Dans quels cas de figure pourrait-on partir en retraite avant l’âge légal ?

Maintien du dispositif de retraite anticipée pour carrière longue

Le dispositif de retraite anticipée pour carrière longue serait maintenu. Les personnes qui ont commencées à travailler très jeune (avant 20 ans) pourront toujours partir 2 ans avant l’âge légal de départ à la retraite.

Ouverture du compte pénibilité à la fonction publique

Le futur système universel tiendra également compte de ceux qui ne peuvent plus travailler comme les autres pour différentes raisons (handicap, pénibilité). La prise en compte de la pénibilité au travail sera étendue et améliorée selon des critères qui seront identiques pour tous.

Elle sera également étendue à la fonction publique, notamment dans le secteur hospitalier. Le Premier ministre a attiré l’attention sur la nécessité d’adapter la reconnaissance de la pénibilité du travail de nuit, afin que davantage d’agents puissent bénéficier d’un départ anticipé.

Pénibilité : retraite progressive et aménagement de fin de carrière

La loi prévoirait de déplafonner les droits liés à la pénibilité du travail pour les utiliser pour se former ou pour effectuer une fin de carrière à temps partiel.

Le dispositif de retraite progressive serait assoupli pour améliorer la transition entre activité et retraite. Les seniors auraient donc la possibilité de continuer à obtenir des points tout en cumulant emploi et retraite.

Les métiers à risque

Certains métiers comportent des missions à risque, tels que les pompiers, les gardiens de prison, les policiers, les gendarmes ou encore les militaires. Ils conserveraient le bénéfice de dérogations d’âge pour partir plus tôt à la retraite dans le nouveau régime.

Qu’adviendra-t-il des caisses de retraite des artisans, commerçants et professions libérales ?

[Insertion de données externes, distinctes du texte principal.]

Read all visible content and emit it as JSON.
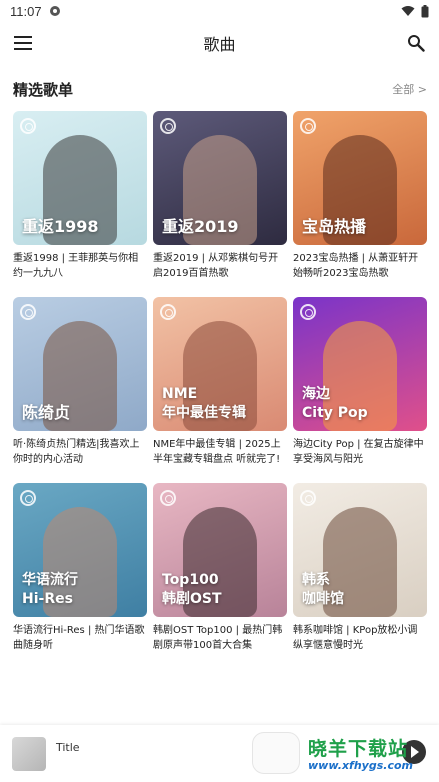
{
  "status_bar": {
    "time": "11:07"
  },
  "app_bar": {
    "title": "歌曲"
  },
  "section": {
    "heading": "精选歌单",
    "more": "全部 >"
  },
  "playlists": [
    {
      "cover_text": "重返1998",
      "caption": "重返1998 | 王菲那英与你相约一九九八",
      "colors": [
        "#d8eef2",
        "#b7d9e0"
      ],
      "figure": "#3a3a3a"
    },
    {
      "cover_text": "重返2019",
      "caption": "重返2019 | 从邓紫棋句号开启2019百首热歌",
      "colors": [
        "#5d5a7a",
        "#2e2b40"
      ],
      "figure": "#c7a08b"
    },
    {
      "cover_text": "宝岛热播",
      "caption": "2023宝岛热播 | 从萧亚轩开始畅听2023宝岛热歌",
      "colors": [
        "#f0a36a",
        "#c9683b"
      ],
      "figure": "#5b2c1d"
    },
    {
      "cover_text": "陈绮贞",
      "caption": "听·陈绮贞热门精选|我喜欢上你时的内心活动",
      "colors": [
        "#b9cde3",
        "#8fa9c8"
      ],
      "figure": "#7a5440"
    },
    {
      "cover_text": "NME\n年中最佳专辑",
      "caption": "NME年中最佳专辑 | 2025上半年宝藏专辑盘点 听就完了!",
      "colors": [
        "#f2c2a5",
        "#d98a73"
      ],
      "figure": "#8a4a3a"
    },
    {
      "cover_text": "海边\nCity Pop",
      "caption": "海边City Pop | 在复古旋律中享受海风与阳光",
      "colors": [
        "#7a34c9",
        "#e0508a"
      ],
      "figure": "#f7a23a"
    },
    {
      "cover_text": "华语流行\nHi-Res",
      "caption": "华语流行Hi-Res | 热门华语歌曲随身听",
      "colors": [
        "#6aa8c4",
        "#3f7fa3"
      ],
      "figure": "#c08870"
    },
    {
      "cover_text": "Top100\n韩剧OST",
      "caption": "韩剧OST Top100 | 最热门韩剧原声带100首大合集",
      "colors": [
        "#e8b7c3",
        "#b88399"
      ],
      "figure": "#3a2a2e"
    },
    {
      "cover_text": "韩系\n咖啡馆",
      "caption": "韩系咖啡馆 | KPop放松小调 纵享惬意慢时光",
      "colors": [
        "#f2ece4",
        "#d9cfc2"
      ],
      "figure": "#6b4a3a"
    }
  ],
  "player": {
    "title": "Title"
  },
  "watermark": {
    "title": "晓羊下载站",
    "url": "www.xfhygs.com"
  }
}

Une réforme de la CSG et des cotisations vieillesse serait mise en place pour les travailleurs indépendants à partir du 1er janvier 2022. Les modalités de convergence avec le système universel se feront progressivement dans le temps : environ 15 ans.

Les pouvoirs publics tiennent à rassurer tous les artisans, commerçants et professions libérales concernant les réserves dont ils disposent dans leurs caisses de retraite. Celles-ci n’auraient pas vocation à être redistribuées à d’autres secteurs d’activité. Elles seraient conservées dans les caisses des professionnels concernés. Elles permettraient de les accompagner dans la transition vers le système universel.

Vers une équité entre les enseignants et les autres fonctionnaires aux métiers équivalents ?

La loi prévoirait que les enseignants ne perdent pas un seul euro de leur pension de retraite avec le nouveau régime universel et garantirait qu’elle soit comparable aux retraites des personnes aux métiers équivalents dans la fonction publique. La revalorisation des pensions aurait lieu dès 2021.

Les régimes spéciaux seront-ils supprimés ?

Le régime universel de système par points devrait être mis en place en 2025 en mettant fin progressivement aux régimes spéciaux. Il faudra tenir compte, quand elles existent, des trajectoires de convergence qui ont été décidées dans les réformes précédentes. 

Le Premier ministre a indiqué que le projet de loi de réforme des retraites sera soumis au Conseil des ministres le 22 janvier 2020. Il sera discuté au parlement à la fin du mois de février 2020.